The new law is part of a long series of reforms that have been taking place since the post-Franco Transition. The insistence of the PP and the PSOE on modifying the model every time they come to power is a symptom of the instrumentalisation of education as a terrain where ideological and political disagreements about the values of knowledge and citizenship are articulated. But if the differences are notable, equally relevant is the persistence of certain consensuses.
Once again, the supposed marginalisation that Castilian would suffer in those autonomous communities where the language of each community is given a vehicular role has been discussed. Against all evidence, there are those who continue to be scandalized by the fact that teaching in another language may interfere with the learning of Castilian and claim the exclusive officiality of a single common language.
In my opinion, the reason for scandal is the opposite reality: the absence of the other Spanish languages in the educational system as a whole at state level. The linguistic heritage, whose care is part of the constitutional precepts, is ignored time and again by the educational laws. More than an imaginary ignorance of Castilian, what should worry us is the ignorance of the other Spanish languages. An ignorance facilitated by education laws incapable of turning the linguistic plurality of the country into an authentic curricular subject.
Since the configuration of Spain as a modern nation in the Cortes of Cadiz in 1812, public instruction has been a central concern of any project of national construction. Making a very questionable reading of the sociolinguistic reality of the Spain of the time, the Report of the Board of Public Instruction of 1813 identified Castilian as the "proper and native" language of all Spaniards and postulated its imposition as the only vehicular language in the whole territory of the Spanish monarchy. The Castilian language thus became the symbol and foundation of national unity.
Leaving aside the ephemeral reforms introduced during the Second Republic, it is not until the General Law on Education of 1970 that the school system contemplates the possibility of incorporating the so-called "native languages" in the educational centres, but as folkloric elements always subordinated to "the transcendental importance of the Castilian language as the national language". The first substantial educational reform of post-Francoism took place with the LOGSE in 1990, one of the great novelties of which was to make the teaching of the Castilian language compulsory as well as, in the Autonomous Communities with their own language, that of the corresponding co-official language. This was undoubtedly a step forward, but its effect was limited to the Autonomous Communities with their own language; in the rest of the State, despite the allusions to the "common cultural heritage", the language to be taught was exclusively Castilian.
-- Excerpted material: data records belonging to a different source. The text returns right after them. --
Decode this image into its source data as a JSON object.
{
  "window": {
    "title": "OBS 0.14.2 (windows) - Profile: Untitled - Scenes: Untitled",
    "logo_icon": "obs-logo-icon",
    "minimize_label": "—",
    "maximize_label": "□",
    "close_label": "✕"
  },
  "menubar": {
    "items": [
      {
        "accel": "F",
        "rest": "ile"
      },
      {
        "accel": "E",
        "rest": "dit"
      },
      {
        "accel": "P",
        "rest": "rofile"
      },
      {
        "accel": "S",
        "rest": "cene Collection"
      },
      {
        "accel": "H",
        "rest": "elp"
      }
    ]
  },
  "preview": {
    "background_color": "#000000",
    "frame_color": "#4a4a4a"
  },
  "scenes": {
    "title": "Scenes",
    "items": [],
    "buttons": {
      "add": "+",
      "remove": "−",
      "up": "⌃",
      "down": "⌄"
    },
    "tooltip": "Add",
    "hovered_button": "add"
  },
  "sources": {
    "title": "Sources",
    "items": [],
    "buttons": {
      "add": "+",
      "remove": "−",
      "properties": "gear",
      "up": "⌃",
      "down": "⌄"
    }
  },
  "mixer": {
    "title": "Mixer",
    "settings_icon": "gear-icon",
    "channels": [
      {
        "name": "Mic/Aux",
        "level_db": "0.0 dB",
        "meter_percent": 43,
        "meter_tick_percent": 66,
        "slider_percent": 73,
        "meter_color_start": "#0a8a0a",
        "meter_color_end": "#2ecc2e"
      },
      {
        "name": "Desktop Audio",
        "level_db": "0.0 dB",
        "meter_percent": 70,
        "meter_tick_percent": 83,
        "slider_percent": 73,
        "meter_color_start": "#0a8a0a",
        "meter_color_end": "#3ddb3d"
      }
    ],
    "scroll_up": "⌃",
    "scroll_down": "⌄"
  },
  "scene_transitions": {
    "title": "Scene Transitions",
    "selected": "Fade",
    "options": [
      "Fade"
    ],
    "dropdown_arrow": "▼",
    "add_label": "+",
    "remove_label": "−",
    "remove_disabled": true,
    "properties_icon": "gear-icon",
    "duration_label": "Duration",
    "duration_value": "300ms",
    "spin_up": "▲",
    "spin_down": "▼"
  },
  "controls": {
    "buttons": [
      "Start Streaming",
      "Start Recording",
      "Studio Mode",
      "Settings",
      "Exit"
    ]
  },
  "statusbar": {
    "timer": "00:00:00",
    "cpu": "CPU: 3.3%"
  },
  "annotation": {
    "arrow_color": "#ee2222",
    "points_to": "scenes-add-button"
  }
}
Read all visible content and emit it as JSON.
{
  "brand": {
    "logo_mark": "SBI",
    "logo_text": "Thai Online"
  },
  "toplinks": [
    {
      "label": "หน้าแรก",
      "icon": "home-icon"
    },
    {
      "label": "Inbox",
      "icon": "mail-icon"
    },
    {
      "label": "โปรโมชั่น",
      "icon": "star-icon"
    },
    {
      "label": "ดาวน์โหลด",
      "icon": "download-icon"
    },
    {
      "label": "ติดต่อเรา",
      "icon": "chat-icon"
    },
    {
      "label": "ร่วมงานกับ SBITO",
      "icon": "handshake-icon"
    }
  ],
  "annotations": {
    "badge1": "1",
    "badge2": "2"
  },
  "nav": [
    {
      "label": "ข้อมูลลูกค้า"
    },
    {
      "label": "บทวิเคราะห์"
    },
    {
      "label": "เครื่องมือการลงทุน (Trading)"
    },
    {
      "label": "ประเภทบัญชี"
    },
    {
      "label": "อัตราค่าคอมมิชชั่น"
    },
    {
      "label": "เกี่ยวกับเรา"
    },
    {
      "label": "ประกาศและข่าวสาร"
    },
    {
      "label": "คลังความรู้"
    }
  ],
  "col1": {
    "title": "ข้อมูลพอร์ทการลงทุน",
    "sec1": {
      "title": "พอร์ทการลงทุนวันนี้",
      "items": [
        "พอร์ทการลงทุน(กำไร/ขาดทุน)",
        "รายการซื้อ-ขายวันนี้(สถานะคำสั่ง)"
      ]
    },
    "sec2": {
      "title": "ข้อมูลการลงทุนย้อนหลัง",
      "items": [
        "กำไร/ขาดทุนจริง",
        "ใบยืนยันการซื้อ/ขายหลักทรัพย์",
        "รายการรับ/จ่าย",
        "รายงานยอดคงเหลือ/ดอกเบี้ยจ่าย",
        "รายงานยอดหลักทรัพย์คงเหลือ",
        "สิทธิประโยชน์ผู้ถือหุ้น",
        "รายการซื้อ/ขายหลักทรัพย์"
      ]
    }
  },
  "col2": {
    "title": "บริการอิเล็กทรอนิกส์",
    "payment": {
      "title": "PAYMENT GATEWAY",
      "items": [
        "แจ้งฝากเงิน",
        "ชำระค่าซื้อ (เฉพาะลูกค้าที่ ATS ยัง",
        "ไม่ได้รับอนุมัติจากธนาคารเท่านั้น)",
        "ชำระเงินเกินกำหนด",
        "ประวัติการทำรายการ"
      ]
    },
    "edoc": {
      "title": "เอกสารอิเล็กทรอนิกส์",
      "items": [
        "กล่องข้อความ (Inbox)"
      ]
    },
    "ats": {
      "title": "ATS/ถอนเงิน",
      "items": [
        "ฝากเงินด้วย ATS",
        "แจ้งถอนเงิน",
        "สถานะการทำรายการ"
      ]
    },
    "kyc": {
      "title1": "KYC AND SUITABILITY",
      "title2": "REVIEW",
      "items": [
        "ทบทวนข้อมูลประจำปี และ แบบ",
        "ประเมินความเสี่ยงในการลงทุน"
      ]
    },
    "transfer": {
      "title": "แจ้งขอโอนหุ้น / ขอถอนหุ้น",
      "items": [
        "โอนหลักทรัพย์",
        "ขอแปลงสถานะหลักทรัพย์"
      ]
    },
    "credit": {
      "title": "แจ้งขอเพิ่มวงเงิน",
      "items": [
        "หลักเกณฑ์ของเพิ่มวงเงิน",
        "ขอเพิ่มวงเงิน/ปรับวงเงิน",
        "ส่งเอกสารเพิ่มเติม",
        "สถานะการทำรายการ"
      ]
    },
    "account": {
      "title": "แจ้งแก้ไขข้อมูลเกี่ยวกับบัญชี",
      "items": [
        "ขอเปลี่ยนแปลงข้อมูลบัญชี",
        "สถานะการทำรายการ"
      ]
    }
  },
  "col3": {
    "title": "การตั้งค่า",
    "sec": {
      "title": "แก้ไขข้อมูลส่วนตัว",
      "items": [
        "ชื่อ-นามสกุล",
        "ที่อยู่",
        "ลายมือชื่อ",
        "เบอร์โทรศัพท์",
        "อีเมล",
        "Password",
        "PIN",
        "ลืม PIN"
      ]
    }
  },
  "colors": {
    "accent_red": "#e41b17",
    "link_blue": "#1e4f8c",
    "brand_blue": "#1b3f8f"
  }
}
Since then, the educational laws of both the PSOE (LOE, 2006) and the PP (LOMCE, 2013) have claimed to be committed to the linguistic and cultural plurality of Spain, but the truth is that their priority has been to introduce the teaching of foreign languages as early as possible, since the premise of the proposals related to the promotion of language teaching at the state level is that the languages that deserve to be studied are those of other countries. This contrasts with the conviction, which is becoming more and more deeply rooted in international Hispanism, that the study of the culture of Spain cannot ignore its linguistic plurality, and that an exclusive focus on Castilian-language production leads to a partial view of the object of study. Students at the University of Chicago (where there are classes in Catalan and Basque) are surprised that it is easier to study the various languages of Spain at an American university than at a Spanish one.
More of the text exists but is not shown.